Japan is a nation obsessed by trains. Every time you turn on the TV, there is a program about trains. Not necessarily high-speed trains, either. These programs cover trains around the world, celebrities traveling across Japan by train, or just trains choo-chooing peacefully through mountain scenery to classical music.
Trains are a big topic. Almost every country has them. Japan is home to some of the fastest trains in the world, India’s railway system runs over 14,000 trains a day, Eurorailways travels through 23 countries (and includes the Orient Express), and the Trans-Siberian Railway covers nearly 10,000 km.

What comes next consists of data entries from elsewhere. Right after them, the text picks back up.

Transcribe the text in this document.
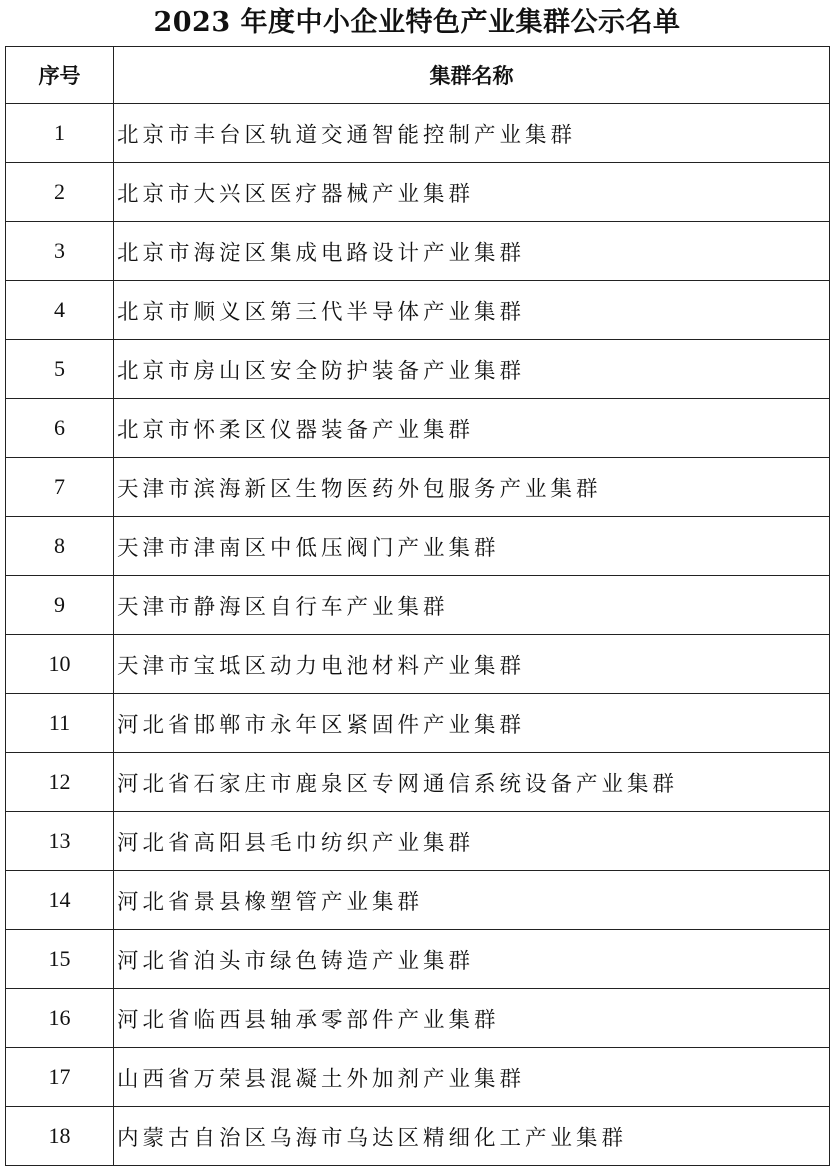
2023 年度中小企业特色产业集群公示名单
序号	集群名称
1	北京市丰台区轨道交通智能控制产业集群
2	北京市大兴区医疗器械产业集群
3	北京市海淀区集成电路设计产业集群
4	北京市顺义区第三代半导体产业集群
5	北京市房山区安全防护装备产业集群
6	北京市怀柔区仪器装备产业集群
7	天津市滨海新区生物医药外包服务产业集群
8	天津市津南区中低压阀门产业集群
9	天津市静海区自行车产业集群
10	天津市宝坻区动力电池材料产业集群
11	河北省邯郸市永年区紧固件产业集群
12	河北省石家庄市鹿泉区专网通信系统设备产业集群
13	河北省高阳县毛巾纺织产业集群
14	河北省景县橡塑管产业集群
15	河北省泊头市绿色铸造产业集群
16	河北省临西县轴承零部件产业集群
17	山西省万荣县混凝土外加剂产业集群
18	内蒙古自治区乌海市乌达区精细化工产业集群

Then there’s Amtrak. Amtrak is America’s trans-continental railway that most people have never heard of and even fewer have taken. What about this mysterious railway? Could this be America’s best-kept secret? I decided to find out.

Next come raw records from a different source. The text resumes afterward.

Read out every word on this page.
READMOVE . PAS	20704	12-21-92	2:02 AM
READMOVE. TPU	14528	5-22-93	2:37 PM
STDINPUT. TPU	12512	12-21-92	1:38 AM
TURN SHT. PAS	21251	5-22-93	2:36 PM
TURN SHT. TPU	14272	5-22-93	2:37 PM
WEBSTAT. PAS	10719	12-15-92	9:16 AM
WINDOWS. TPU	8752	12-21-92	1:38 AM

The challenge would be to cross the United States by rail. With Amtrak’s North American Rail Pass, you get unlimited travel on both Amtrak and Rail Canada for 30 days. That’s 45,000 km of track for just $516. So I set out from San Francisco eastbound on the California Zephyr, bound for Chicago via Reno, Salt Lake City and Denver. If all goes well, from Chicago, I’ll head to Detroit to catch a westbound train to Vancouver via Niagara Falls, Toronto, Winnipeg and Banff. The first thing I noticed when I got on the train in San Francisco was that this country is run by cultural Darwinism: a blend of “home of the brave” and “survival of the fittest.” Whenever you visit the U.S., you must always expect a degree of rebuffing from the American public. So, while the train allows you to skip the road rage taking place on the highways, you have to understand that there will be a bit of “rail rage” displayed by those passengers who are not driving that day. When the train was running behind schedule due to railroad construction, two passengers verbally abused the train conductor. The conductor, not about to lose an argument, chewed them back equally. Patience is not a virtue among the American public, and politeness is optional. Don’t get me wrong. Americans are the nicest people in the world. Unless you inconvenience them. Believe me, this is one country where guns should not be legal.

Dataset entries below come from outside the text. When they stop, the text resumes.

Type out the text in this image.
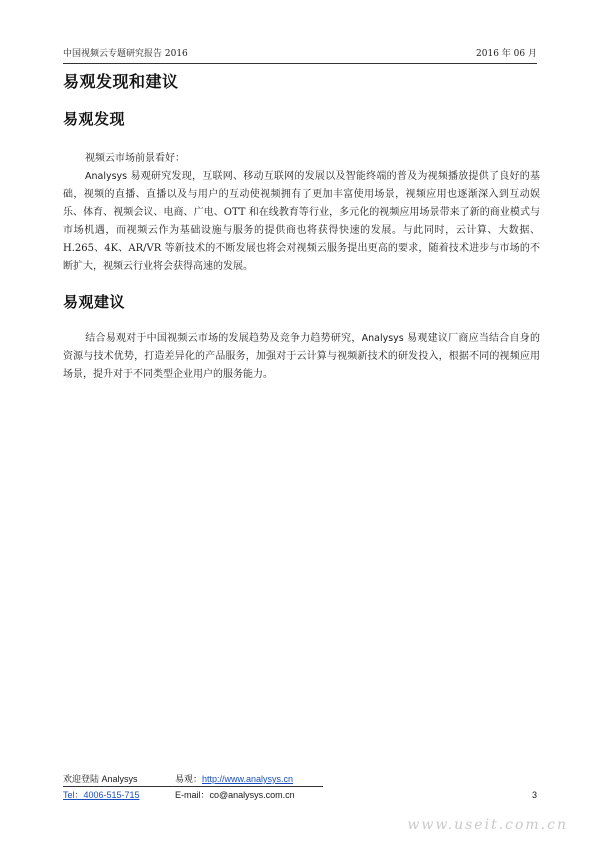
中国视频云专题研究报告 2016	2016 年 06 月
易观发现和建议
易观发现
视频云市场前景看好：
Analysys 易观研究发现，互联网、移动互联网的发展以及智能终端的普及为视频播放提供了良好的基础，视频的直播、直播以及与用户的互动使视频拥有了更加丰富使用场景，视频应用也逐渐深入到互动娱乐、体育、视频会议、电商、广电、OTT 和在线教育等行业，多元化的视频应用场景带来了新的商业模式与市场机遇，而视频云作为基础设施与服务的提供商也将获得快速的发展。与此同时，云计算、大数据、H.265、4K、AR/VR 等新技术的不断发展也将会对视频云服务提出更高的要求，随着技术进步与市场的不断扩大，视频云行业将会获得高速的发展。
易观建议
结合易观对于中国视频云市场的发展趋势及竞争力趋势研究，Analysys 易观建议厂商应当结合自身的资源与技术优势，打造差异化的产品服务，加强对于云计算与视频新技术的研发投入，根据不同的视频应用场景，提升对于不同类型企业用户的服务能力。
欢迎登陆 Analysys	易观：http://www.analysys.cn
Tel：4006-515-715	E-mail：co@analysys.com.cn	3
www.useit.com.cn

The passengers, when they are not threatening the train conductors, are very interesting people. The first fellow passenger I met was a former rodeo rider, and the second was a woman who grew up on a cattle ranch in Mexico. The three of us engaged in a two-hour-long discussion of cows: riding them, branding them and even how to make a special chocolate drink from fresh cow milk. And all this while choo-chooing through the High Sierras, admiring the scenery through large picture windows. Now, this is America!
These people were headed to Reno for the weekend. Nevada, the “Sin State,” is where many people go to gamble away weekends, and often end up getting married by accident at the little irresistible chapels along the way. The right mix of cocktails, gambling and a beautiful woman can land you in any of the chapels.
For those who prefer to plan their weddings, I recommend none other than the very shi-shi resort of Squaw Valley USA, site of the 1960 Winter Olympics, located a shuttle bus ride away from the train stop at Truckee, Calif. At 25,000 meters (take a cable car to get there), who wouldn’t feel a little lightheaded and giddy when tying the knot? In addition, a reception at high altitude means you won’t have to spend so much money on alcohol for your guests. Just one drink should convince even the staunchest family members to heartily agree to your union. Your guests can also snowboard, ski, or engage in celebrity spotting in this “Aspen of California.” You can even find “omiage” for the loved ones who couldn’t make it: Fido and Kitty. The Tails by the Lake pet boutique for dogs and cats is located in the village at the base of the mountain.
I took advantage of the train stop at Truckee to visit some of the North Lake Tahoe ski resorts, including Alpine Meadows and Squaw Valley USA. A few days later I am back on the train. Next stop? Reno, of course.